The mean WHTR in Egyptian adolescents was higher than that of British adolescents in the corresponding age groups despite nearly similar heights indicating greater central adiposity in Egyptian adolescents as evidenced by the increased weight in Egyptian compared to British adolescents [14]. In both Egyptians and British, the WHTR decreased as age advanced which is expected with the increase in height coincident with the adolescent growth spurt. The fiftieth centile for the Egyptian WHTR remained though at or below the 0.5 cutoff value except in males aged 12 years. Our study subjects showed higher WHTR in boys than girls at the age of 12-13.99 years which was similar to Brazilian children at 10-15 years [16]. We observed that the mean values of the WHTR were higher in Egyptian adolescents than their Brazilian counterparts. A WHTR of 0.5 was reached at the 50th centile in our studied subjects which is less than that of Greek adolescents who reached 0.5 at the 90th centile [5]. This value was reached earlier by Egyptian adolescents compared to Pakistani adolescents at the age of 12 years who hit the cutoff of 0.5 at the 85th percentile indicating more central adiposity in Egyptian adolescents [17].

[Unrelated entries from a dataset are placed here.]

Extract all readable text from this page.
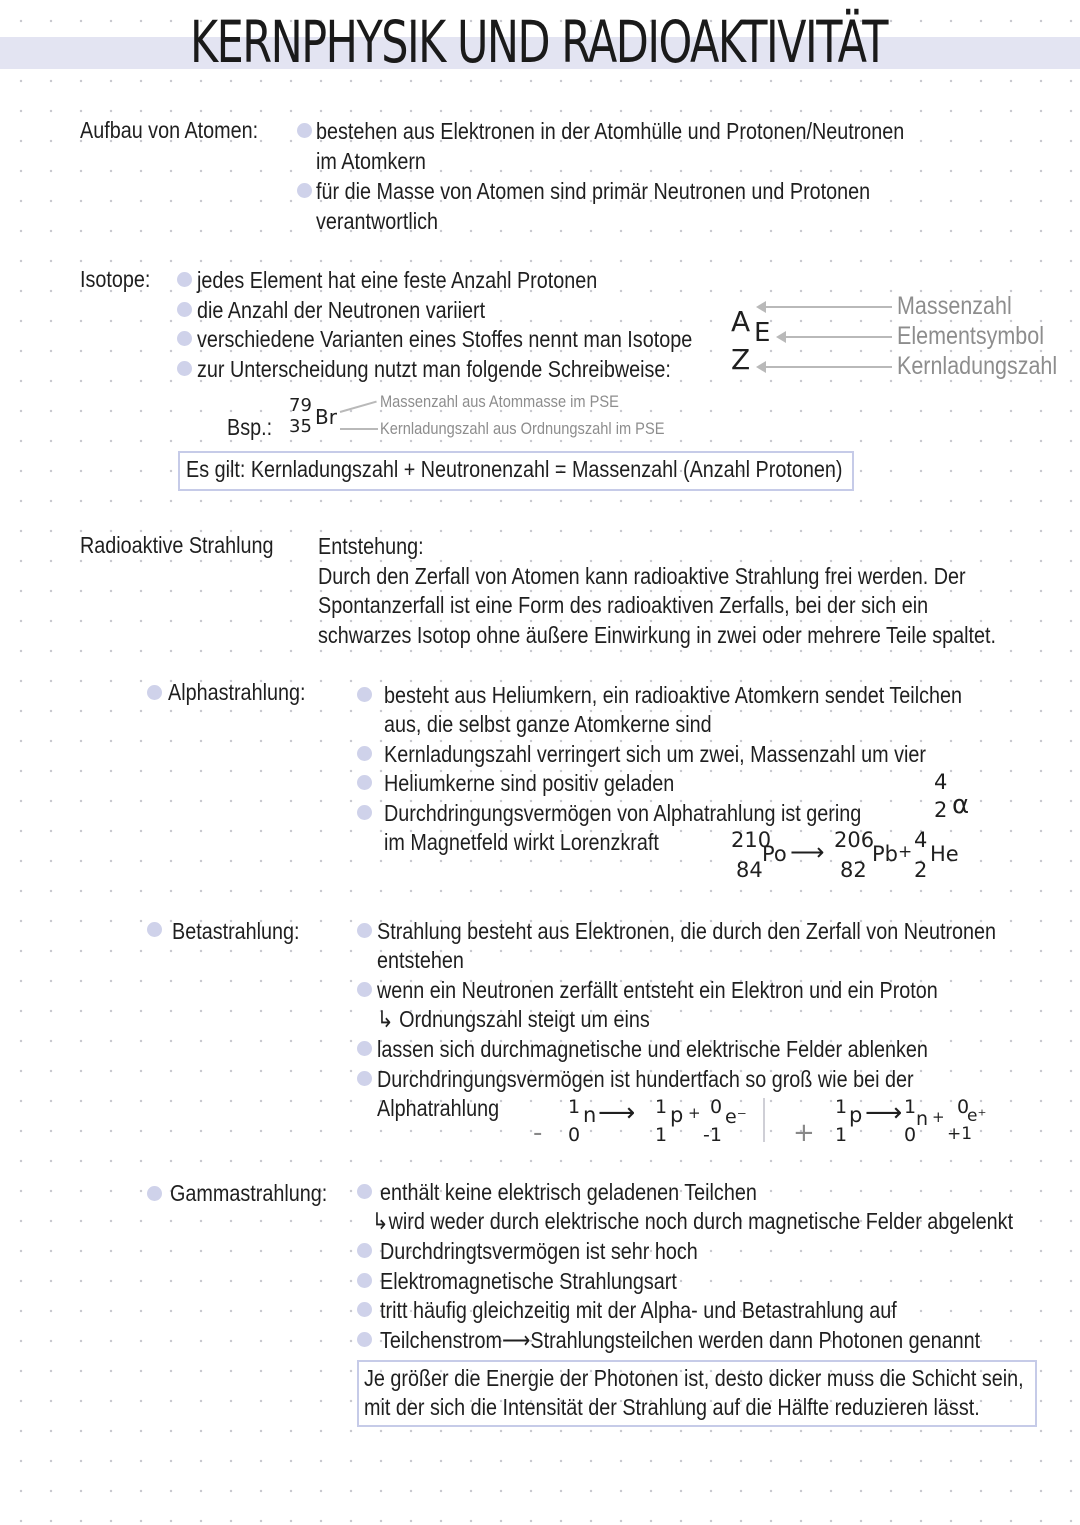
KERNPHYSIK UND RADIOAKTIVITÄT
Aufbau von Atomen:	bestehen aus Elektronen in der Atomhülle und Protonen/Neutronen
im Atomkern
für die Masse von Atomen sind primär Neutronen und Protonen
verantwortlich
Isotope: jedes Element hat eine feste Anzahl Protonen
die Anzahl der Neutronen variiert
verschiedene Varianten eines Stoffes nennt man Isotope
zur Unterscheidung nutzt man folgende Schreibweise:
A E
Z
Massenzahl
Elementsymbol
Kernladungszahl
Bsp.:
79
35 Br
Massenzahl aus Atommasse im PSE
Kernladungszahl aus Ordnungszahl im PSE
Es gilt: Kernladungszahl + Neutronenzahl = Massenzahl (Anzahl Protonen)
Radioaktive Strahlung Entstehung:
Durch den Zerfall von Atomen kann radioaktive Strahlung frei werden. Der
Spontanzerfall ist eine Form des radioaktiven Zerfalls, bei der sich ein
schwarzes Isotop ohne äußere Einwirkung in zwei oder mehrere Teile spaltet.
Alphastrahlung:	besteht aus Heliumkern, ein radioaktive Atomkern sendet Teilchen
aus, die selbst ganze Atomkerne sind
Kernladungszahl verringert sich um zwei, Massenzahl um vier
Heliumkerne sind positiv geladen
Durchdringungsvermögen von Alphatrahlung ist gering
im Magnetfeld wirkt Lorenzkraft
4
2 α
210
84
Po ⟶ 206
82
Pb + 4
2
He
Betastrahlung:	Strahlung besteht aus Elektronen, die durch den Zerfall von Neutronen
entstehen
wenn ein Neutronen zerfällt entsteht ein Elektron und ein Proton
↳ Ordnungszahl steigt um eins
lassen sich durchmagnetische und elektrische Felder ablenken
Durchdringungsvermögen ist hundertfach so groß wie bei der
Alphatrahlung
-
1
0
n ⟶ 1
1
p + 0
-1
e⁻
+
1
1
p ⟶ 1
0
n + 0
+1
e⁺
Gammastrahlung: enthält keine elektrisch geladenen Teilchen
↳wird weder durch elektrische noch durch magnetische Felder abgelenkt
Durchdringtsvermögen ist sehr hoch
Elektromagnetische Strahlungsart
tritt häufig gleichzeitig mit der Alpha- und Betastrahlung auf
Teilchenstrom⟶Strahlungsteilchen werden dann Photonen genannt
Je größer die Energie der Photonen ist, desto dicker muss die Schicht sein,
mit der sich die Intensität der Strahlung auf die Hälfte reduzieren lässt.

A study in American children declared a WHTR <0.5 to be associated with cardiovascular risk similar to that of the general population but this has not been evaluated in Egyptian children and adolescents whose 50th centiles reached the 0.5 values in some age groups [18]. These findings invite further research on the appropriate cutoff in Egyptian adolescents and the inference of this cutoff on the metabolic profile as it has been shown that the detrimental effects of insulin resistance can differ in different races [19,20].
In conclusion, this study was the first to establish the normal ranges for WC, WHR and WHTR in Egyptian adolescents. It demonstrates that Egyptian adolescents have higher WC percentiles than the available data for other ethnic groups. Therefore, we recommend the use of the Egyptian percentiles in the evaluation of obese Egyptian adolescents and the implementation of these percentiles in further research to evaluate their relationship to the well-identified cardiovascular risk factors and adverse metabolic outcomes of obesity rather than using the available ethnically different percentiles.